Same data, different outcome

2 min read

The usual scheme

The procedure goes like following; we have a court case in front of uns and must decide whether the defendant is guilty or not. There is no certainty for the decision, so we can only make a decision on the basis of the presented evidence. The more evidence speaking against the defendant, the more confident we can consider the defendant to be guilty. Without enough evidence, however, the defendant can be guilty, but does not have to be.

Null-hypothesis test works like that, the further the likelihood of the evidence in the direction of the null-hypothesis' curve’s tail, the more likely we can reject the null-hypothesis.

The twist of the problem is, depending on how we define the curve, the likelihood can differ to a certain extent where the decision can be totally different.

With a coin

Suppose we have a coin for which we would like to know if the coin is fair or not. For this purpose, we collect evidence by flip it 24 times and obtained 7 heads. Is the coin in this case fair?

The answer is: it depends on how we designed the experiment.
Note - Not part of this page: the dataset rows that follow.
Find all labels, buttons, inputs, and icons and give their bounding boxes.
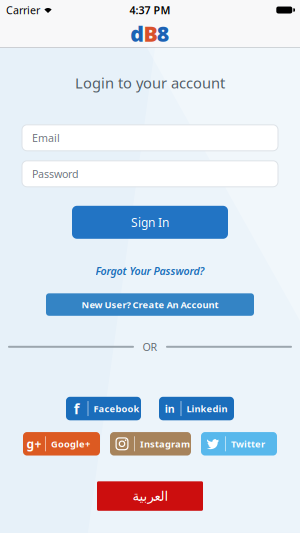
staticText: Sign In — [131, 214, 169, 230]
staticText: 8 — [157, 19, 170, 48]
staticText: Linkedin — [186, 402, 228, 415]
staticText: B — [144, 19, 158, 48]
staticText: Forgot Your Password? — [96, 264, 204, 278]
staticText: العربية — [132, 488, 168, 504]
staticText: Facebook — [94, 402, 140, 415]
staticText: in — [165, 402, 175, 416]
staticText: Login to your account — [75, 73, 225, 93]
staticText: f — [74, 399, 80, 418]
button[interactable]: in — [159, 397, 234, 420]
staticText: Google+ — [51, 438, 90, 450]
staticText: Instagram — [140, 438, 190, 450]
button[interactable]: Sign In — [72, 206, 228, 239]
button[interactable]: Instagram — [110, 432, 191, 456]
staticText: Carrier — [6, 3, 40, 17]
staticText: 4:37 PM — [130, 3, 170, 17]
staticText: New User? Create An Account — [82, 298, 218, 311]
staticText: Password — [32, 167, 79, 181]
button[interactable]: f — [66, 397, 141, 420]
staticText: Twitter — [231, 438, 265, 450]
button[interactable]: Forgot Your Password? — [96, 264, 204, 278]
staticText: g+ — [26, 436, 42, 452]
staticText: OR — [142, 340, 158, 354]
staticText: d — [130, 19, 144, 48]
staticText: Email — [32, 131, 60, 145]
button[interactable]: Twitter — [201, 432, 277, 456]
button[interactable]: New User? Create An Account — [46, 293, 254, 316]
button[interactable]: العربية — [97, 481, 203, 511]
button[interactable]: g+ — [23, 432, 100, 456]
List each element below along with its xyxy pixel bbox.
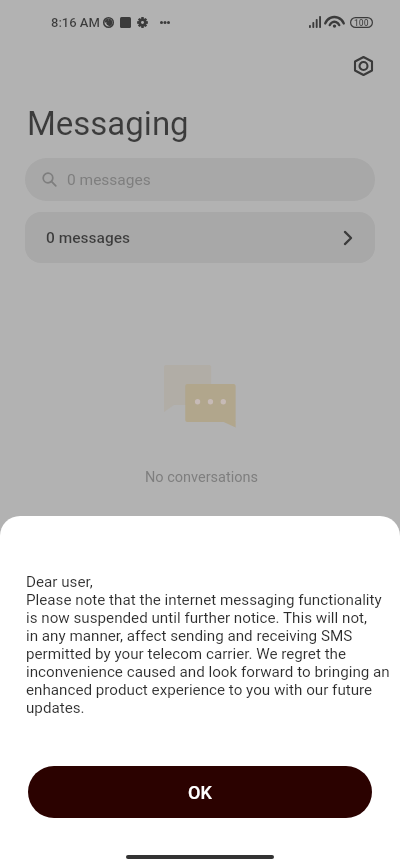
- staticText: Dear user, Please note that the internet…: [26, 573, 390, 717]
- staticText: No conversations: [145, 469, 259, 486]
- staticText: Messaging: [27, 104, 189, 143]
- button[interactable]: OK: [28, 766, 372, 818]
- button[interactable]: 0 messages: [25, 212, 375, 263]
- staticText: OK: [188, 782, 212, 803]
- staticText: 0 messages: [46, 229, 131, 247]
- staticText: 8:16 AM: [51, 15, 100, 30]
- staticText: 100: [354, 18, 369, 28]
- button[interactable]: 0 messages: [25, 158, 375, 201]
- button[interactable]: Settings: [345, 48, 381, 84]
- staticText: 0 messages: [67, 171, 151, 189]
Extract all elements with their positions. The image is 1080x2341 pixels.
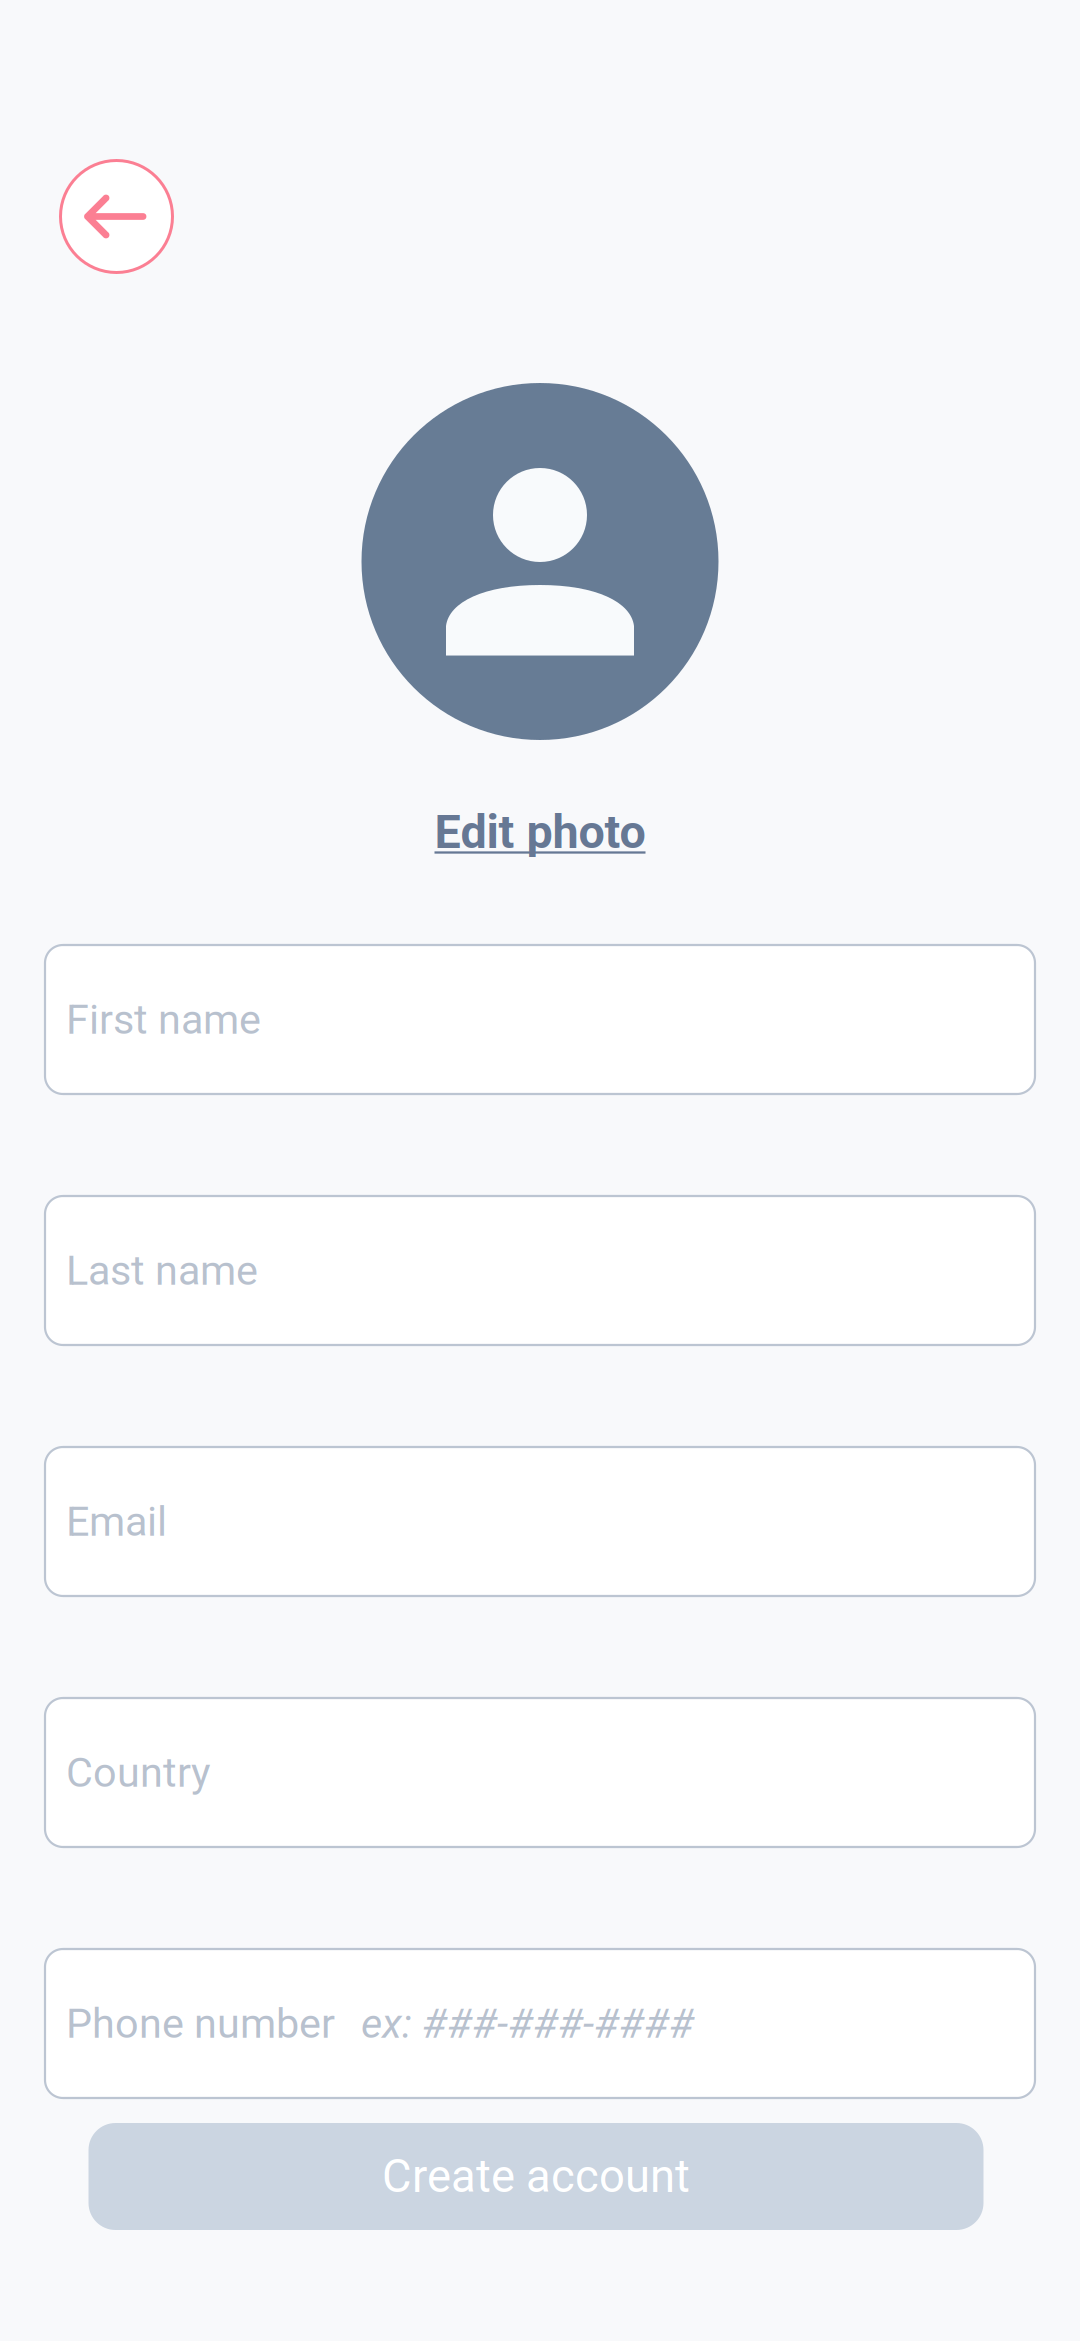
- button[interactable]: First name: [45, 945, 1035, 1094]
- staticText: Email: [66, 1497, 167, 1546]
- staticText: ex: ###-###-####: [361, 1999, 694, 2048]
- staticText: Create account: [382, 2150, 690, 2203]
- button[interactable]: Phone number: [45, 1949, 1035, 2098]
- staticText: Last name: [66, 1246, 258, 1295]
- staticText: Edit photo: [434, 805, 646, 859]
- staticText: Phone number: [66, 1999, 335, 2048]
- button[interactable]: Edit photo: [428, 799, 652, 865]
- staticText: Country: [66, 1748, 211, 1797]
- button[interactable]: Create account: [88, 2123, 984, 2230]
- button[interactable]: Last name: [45, 1196, 1035, 1345]
- button[interactable]: Back: [60, 160, 173, 273]
- button[interactable]: Country: [45, 1698, 1035, 1847]
- staticText: First name: [66, 995, 261, 1044]
- button[interactable]: Email: [45, 1447, 1035, 1596]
Intention to flip the coin 24 times and see how many heads we obtained

In this case the random variable of interested result is binomial distributed, applying a two-sided binomial test yields an almost significant p-value. Therefore, we can not say anything about the coin at the moment.
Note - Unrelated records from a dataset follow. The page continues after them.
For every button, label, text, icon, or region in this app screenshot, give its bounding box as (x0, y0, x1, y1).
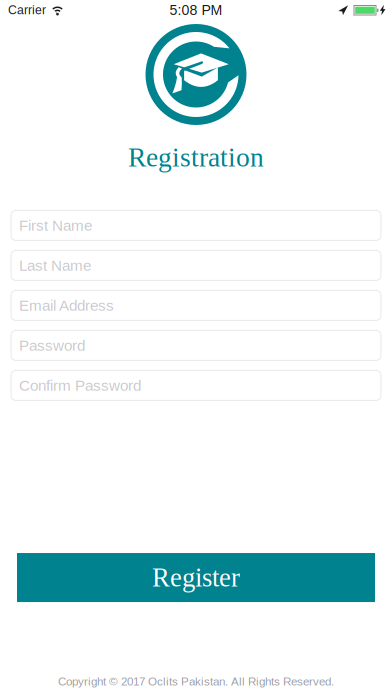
button[interactable]: Confirm Password (11, 370, 381, 400)
staticText: Registration (128, 142, 264, 172)
button[interactable]: Password (11, 330, 381, 360)
staticText: Last Name (19, 257, 91, 274)
button[interactable]: First Name (11, 210, 381, 240)
staticText: Password (19, 337, 85, 354)
staticText: Email Address (19, 297, 114, 314)
button[interactable]: Last Name (11, 250, 381, 280)
staticText: Copyright © 2017 Oclits Pakistan. All Ri… (58, 675, 334, 688)
staticText: Confirm Password (19, 377, 141, 394)
button[interactable]: Email Address (11, 290, 381, 320)
staticText: Register (152, 563, 240, 592)
button[interactable]: Register (17, 553, 375, 602)
staticText: 5:08 PM (170, 2, 222, 18)
staticText: Carrier (8, 3, 46, 17)
staticText: First Name (19, 217, 92, 234)
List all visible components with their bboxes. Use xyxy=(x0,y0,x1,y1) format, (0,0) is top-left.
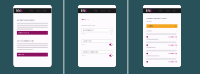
button[interactable]: Minerals xyxy=(14,5,52,67)
staticText: Supply chain xyxy=(82,40,92,42)
staticText: ACTIVITY xyxy=(146,21,152,22)
button[interactable]: Toggle filter xyxy=(78,5,116,67)
staticText: Extractive Industries xyxy=(17,40,34,42)
staticText: Data xyxy=(172,10,176,12)
staticText: > xyxy=(46,32,47,34)
button[interactable]: See full profile xyxy=(143,5,181,13)
staticText: Garment and Footwear xyxy=(17,19,35,21)
staticText: See full profile xyxy=(168,36,177,38)
staticText: BUSINESS RELATION xyxy=(81,24,95,26)
staticText: Home xyxy=(29,10,33,12)
staticText: About xyxy=(166,10,170,12)
staticText: Data xyxy=(43,10,46,12)
staticText: ble xyxy=(146,9,151,12)
staticText: See full profile xyxy=(168,61,177,63)
staticText: Cotton products xyxy=(18,32,29,34)
staticText: Data xyxy=(108,10,110,12)
staticText: Mining xyxy=(149,25,153,27)
staticText: Filters xyxy=(81,19,86,20)
staticText: Business relationships xyxy=(82,51,98,53)
button[interactable]: + xyxy=(143,5,181,67)
staticText: See full profile xyxy=(168,44,177,46)
staticText: Direct employed xyxy=(82,29,94,31)
staticText: About xyxy=(100,10,104,12)
staticText: ble xyxy=(16,9,21,12)
button[interactable]: Supply chain xyxy=(78,5,116,67)
button[interactable]: See full profile xyxy=(143,5,181,13)
staticText: ble xyxy=(81,9,86,12)
button[interactable]: Direct employed xyxy=(78,5,116,67)
staticText: Select the companies you want xyxy=(146,18,166,19)
staticText: Home xyxy=(158,10,162,12)
button[interactable]: See full profile xyxy=(143,5,181,13)
staticText: Home xyxy=(94,10,98,12)
button[interactable]: Toggle filter xyxy=(78,5,116,67)
staticText: Minerals xyxy=(18,54,24,56)
button[interactable]: Business relationships xyxy=(78,5,116,67)
staticText: > xyxy=(46,54,47,56)
button[interactable]: Cotton products xyxy=(14,5,52,67)
staticText: See full profile xyxy=(168,53,177,54)
button[interactable]: See full profile xyxy=(143,5,181,13)
staticText: About xyxy=(36,10,40,12)
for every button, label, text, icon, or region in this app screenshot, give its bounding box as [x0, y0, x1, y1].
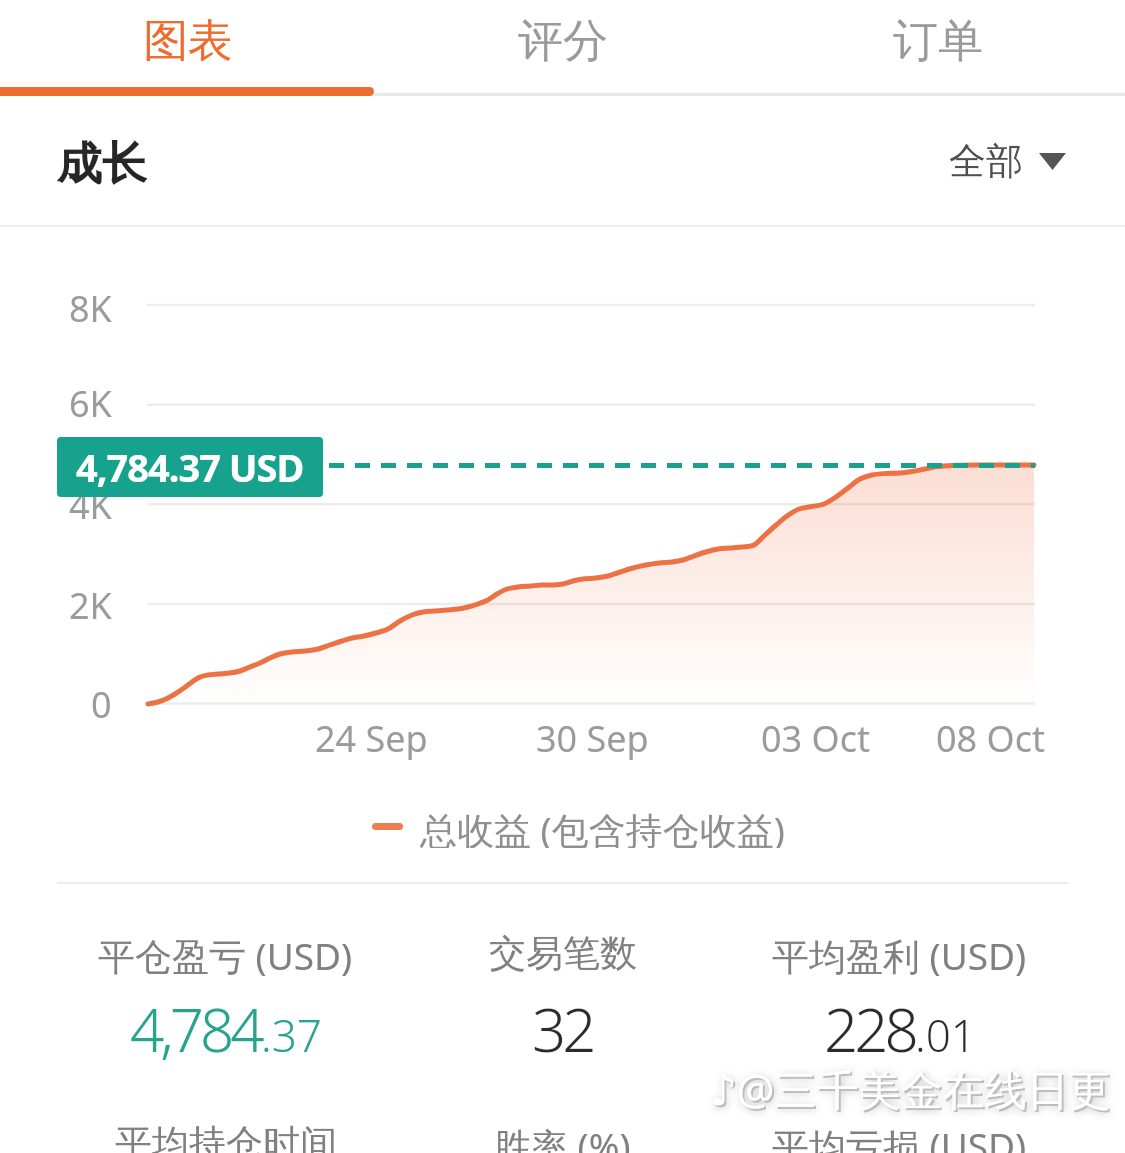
staticText: 08 Oct [936, 714, 1045, 760]
staticText: 总收益 (包含持仓收益) [420, 804, 785, 848]
staticText: 评分 [518, 13, 608, 70]
staticText: 全部 [949, 138, 1023, 185]
staticText: 03 Oct [761, 714, 870, 760]
staticText: 平均持仓时间 [115, 1120, 337, 1153]
staticText: .01 [915, 1005, 976, 1065]
button[interactable]: 图表 [0, 10, 375, 72]
staticText: 成长 [57, 136, 147, 190]
staticText: 6K [69, 379, 112, 425]
staticText: 平均亏损 (USD) [772, 1120, 1027, 1153]
staticText: 228 [824, 988, 915, 1070]
staticText: 4,784 [130, 988, 261, 1070]
staticText: 4K [69, 481, 112, 527]
staticText: 2K [69, 581, 112, 627]
staticText: 8K [69, 284, 112, 330]
staticText: 32 [532, 988, 593, 1070]
button[interactable]: 全部 [930, 132, 1080, 190]
staticText: 平均盈利 (USD) [772, 930, 1027, 981]
staticText: 平仓盈亏 (USD) [98, 930, 353, 981]
staticText: 0 [91, 680, 112, 726]
staticText: 胜率 (%) [494, 1120, 631, 1153]
staticText: ♪@三千美金在线日更 [712, 1062, 1113, 1119]
button[interactable]: 评分 [375, 10, 750, 72]
staticText: 4,784.37 USD [76, 441, 304, 493]
staticText: ♪@三千美金在线日更 [710, 1060, 1111, 1117]
staticText: .37 [261, 1005, 322, 1065]
staticText: 30 Sep [536, 714, 649, 760]
button[interactable]: 订单 [750, 10, 1125, 72]
staticText: 24 Sep [315, 714, 428, 760]
staticText: 交易笔数 [489, 930, 637, 977]
staticText: 订单 [893, 13, 983, 70]
staticText: 图表 [143, 13, 233, 70]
>>> scipy.stats.binom_test(k=7, n=24, p=0.5)

Intention to flip the coin until we get 7 heads and see how many flips we needed

Since the intention is different, the probability distribution also changed, we now have a negative binomial distribution. This only small change led up to a very big change of the outcome. The p-value is now at whooping 0.01, the coin can certainly not be fair.

>>> 1 - scipy.stats.nbinom.cdf(k=24 - 7, n=7, p=0.5)


Always take p-value with a grain of salt. The p-value of an event depends on the outcome space where the event takes place, changing the outcome space does not change the event, but changes the probability that the event happens.